I am reviewing the code of a development and I need to avoid or use a different way of adding columns with the use of the 'withColumn' function in a dataframe; but I have the following doubts:

  1. Using nested 'withColumn', create new tables (as the code below)? using 6 'withColumn', create 6 new in memory tables?
newDataframe = table
.withColumn("name", col("consolidate").cast(DecimalType(17,2)))
.withColumn("name", col("consolidate").cast(DecimalType(17,2)))
  1. If the use of many 'withColumn' increases memory usage and lowers performance (if true), how can I avoid using 'withColumn' when adding columns in a dataframe and get the same result?
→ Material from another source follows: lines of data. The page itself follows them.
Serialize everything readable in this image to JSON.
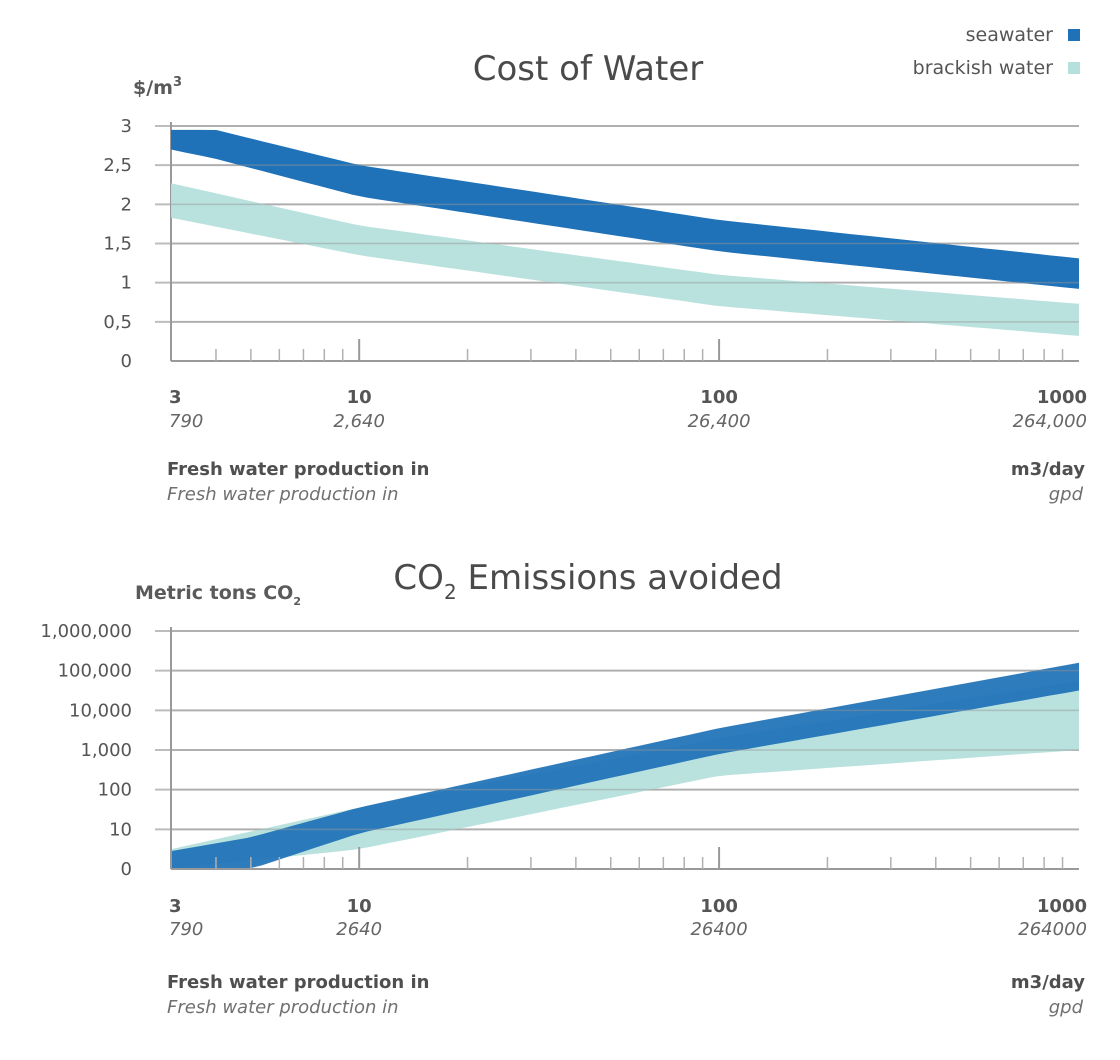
{
  "legend": [
    {
      "name": "seawater",
      "color": "#1f72b8"
    },
    {
      "name": "brackish water",
      "color": "#b5e0dc"
    }
  ],
  "chart_data": [
    {
      "type": "area",
      "title": "Cost of Water",
      "ylabel": "$/m",
      "ylabel_sup": "3",
      "yticks": [
        "0",
        "0,5",
        "1",
        "1,5",
        "2",
        "2,5",
        "3"
      ],
      "ylim": [
        0,
        3
      ],
      "xscale": "log",
      "xlim": [
        3,
        1000
      ],
      "xticks": [
        3,
        10,
        100,
        1000
      ],
      "xtick_labels": [
        "3",
        "10",
        "100",
        "1000"
      ],
      "xtick_labels_secondary": [
        "790",
        "2,640",
        "26,400",
        "264,000"
      ],
      "xlabel": "Fresh water production in",
      "xunit": "m3/day",
      "xlabel_secondary": "Fresh water production in",
      "xunit_secondary": "gpd",
      "grid": true,
      "series": [
        {
          "name": "seawater",
          "x": [
            3,
            4,
            10,
            100,
            1000
          ],
          "upper": [
            2.95,
            2.95,
            2.5,
            1.8,
            1.31
          ],
          "lower": [
            2.7,
            2.58,
            2.1,
            1.4,
            0.92
          ]
        },
        {
          "name": "brackish water",
          "x": [
            3,
            10,
            100,
            1000
          ],
          "upper": [
            2.27,
            1.73,
            1.1,
            0.73
          ],
          "lower": [
            1.83,
            1.35,
            0.7,
            0.32
          ]
        }
      ]
    },
    {
      "type": "area",
      "title": "CO",
      "title_sub": "2",
      "title_rest": " Emissions avoided",
      "ylabel": "Metric tons CO",
      "ylabel_sub": "2",
      "yscale": "log",
      "yticks": [
        "0",
        "10",
        "100",
        "1,000",
        "10,000",
        "100,000",
        "1,000,000"
      ],
      "xscale": "log",
      "xlim": [
        3,
        1000
      ],
      "xticks": [
        3,
        10,
        100,
        1000
      ],
      "xtick_labels": [
        "3",
        "10",
        "100",
        "1000"
      ],
      "xtick_labels_secondary": [
        "790",
        "2640",
        "26400",
        "264000"
      ],
      "xlabel": "Fresh water production in",
      "xunit": "m3/day",
      "xlabel_secondary": "Fresh water production in",
      "xunit_secondary": "gpd",
      "grid": true,
      "series": [
        {
          "name": "brackish water",
          "x": [
            3,
            10,
            100,
            1000
          ],
          "upper_level": [
            0.5,
            1.55,
            3.3,
            4.75
          ],
          "lower_level": [
            0,
            0.5,
            2.35,
            3.0
          ]
        },
        {
          "name": "seawater",
          "x": [
            3,
            5,
            10,
            100,
            1000
          ],
          "upper_level": [
            0.45,
            0.8,
            1.55,
            3.55,
            5.2
          ],
          "lower_level": [
            0,
            0,
            0.9,
            2.9,
            4.5
          ]
        }
      ]
    }
  ]
}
  2. Is there a way that consumes less memory and is faster to run without using 'withColumn', but getting the same result ?, that is, a dataframe with 6 columns added

I don't know how to do this.

The code to optimize is like this:

def myMethod(table: DataFrame): DataFrame = {
    newDataframe = table
      .withColumn("name", col("consolidate").cast(DecimalType(17,2)))
      .withColumn("id_value", col("east").cast(DecimalType(17,2)))
      .withColumn("x_value", col("daily").cast(DecimalType(17,2)))
      .withColumn("amount", col("paid").cast(DecimalType(17,2)))
      .withColumn("client", col("lima").cast(DecimalType(17,2)))
      .withColumn("capital", col("econo").cast(DecimalType(17,2)))
    newDataframe
  }

1 Answers

0
Fabich On

There is a misconception here : Spark does not create the 6 intermediary datasets in memory. In fact your function won't trigger any change in memory as Spark transformations (such as withColumn) are evaluated lazily only when a action is called (such as .count() or .show()).

When the action is called Spark will optimize your transformations and do them all at once, so there is no problem with calling 6 times .withColumn in term of memory.